La fermeture du bureau d’Amnesty à Moscou a eu lieu étrangement au lendemain d’une critique vigoureuse de son responsable, M. Nikitine, après l’émoi suscité par le sort d’Idlar Dadine. Condamné à deux ans et demi de prison, et expédié en septembre dans le camp pénitentiaire n°7, à Segueja, en Carélie (nord-ouest de la Russie), cet homme de 34 ans a dénoncé la torture qu’il y subit dans une lettre adressée à sa femme par l’intermédiaire de son avocat, et rendue publique sur le site Internet Meduza.

Le lendemain de la fermeture des locaux, dans la soirée du 3 novembre, l'ONG a reçu un appel du responsable des services fonciers de la ville de Moscou. Il a reconnu qu'une erreur pourrait avoir été commise et a invité l'organisation à le rencontrer lundi 7 novembre pour résoudre le problème.

Les tentatives visant à résoudre la question se sont jusqu'à présent heurtées aux autorités municipales, qui ont affirmé à tort qu'Amnesty International avait des arriérés de loyer et ont résilié le bail de l'organisation, dans le cadre d'un abus de procédure, indique le site d'Amnesty International.

Mikhaïl Fedotov, directeur du Conseil russe des droits de l'homme, qui rend compte au Kremlin, a dit à Reuters avoir rencontré le président Vladimir Poutine et avoir évoqué jeudi avec lui la question des locaux d'Amnesty. "Le bail a été rétabli. Ils (les membres d'Amnesty) vont pouvoir regagner leurs locaux tout prochainement. Poutine en a été informé", a dit Fedotov, sans plus de précisions.

Cette allégation est tout simplement fausse, peut-on lire sur le site de l'ONG. Amnesty International a des documents qui prouvent que le loyer est à jour, y compris pour le mois d'octobre 2016. Un représentant de la section finances du Département de la propriété foncière de la municipalité de Moscou l'a reconnu oralement dans la matinée du 3 novembre, tout en déclarant qu’il ne pouvait pas le confirmer par écrit puisque l'organisation n'était plus officiellement locataire. Les tentatives visant à joindre de hauts responsables du Département sont restées vaines.

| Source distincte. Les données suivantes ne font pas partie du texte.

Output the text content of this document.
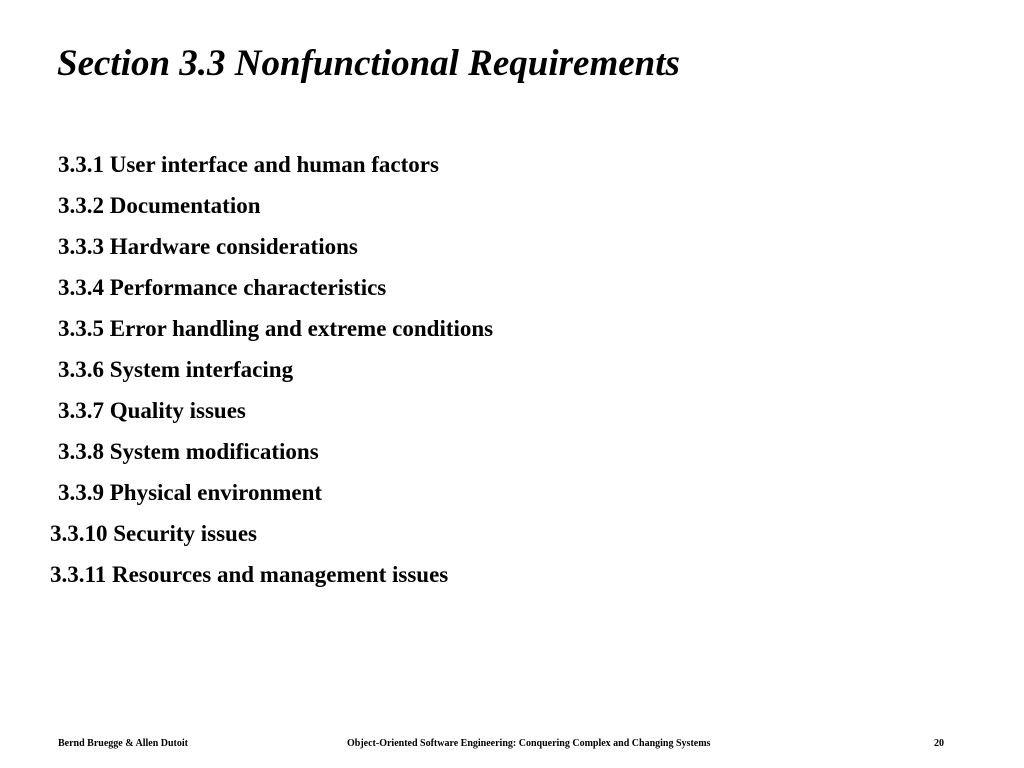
Section 3.3 Nonfunctional Requirements
3.3.1 User interface and human factors
3.3.2 Documentation
3.3.3 Hardware considerations
3.3.4 Performance characteristics
3.3.5 Error handling and extreme conditions
3.3.6 System interfacing
3.3.7 Quality issues
3.3.8 System modifications
3.3.9 Physical environment
3.3.10 Security issues
3.3.11 Resources and management issues
Bernd Bruegge & Allen Dutoit	Object-Oriented Software Engineering: Conquering Complex and Changing Systems	20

"Si les autorités ne souhaitent toujours pas résoudre ce problème, il nous faudra admettre que cela ressemble à une manœuvre délibérée visant à entraver notre travail de défense des droits fondamentaux en Russie. Il est de plus en plus difficile de ne pas voir cet événement à travers le prisme de la répression plus générale qui s'abat sur la société civile russe", a déclaré John Dalhuisen, directeur à Amnesty International pour l'Europe et l'Asie centrale.

"Changer nos serrures et éteindre nos lumières est assurément un contretemps, mais nous ne nous laisserons pas intimider, réduire au silence, ni dissuader de défendre la cause des droits humains en Russie", a t-il poursuivi.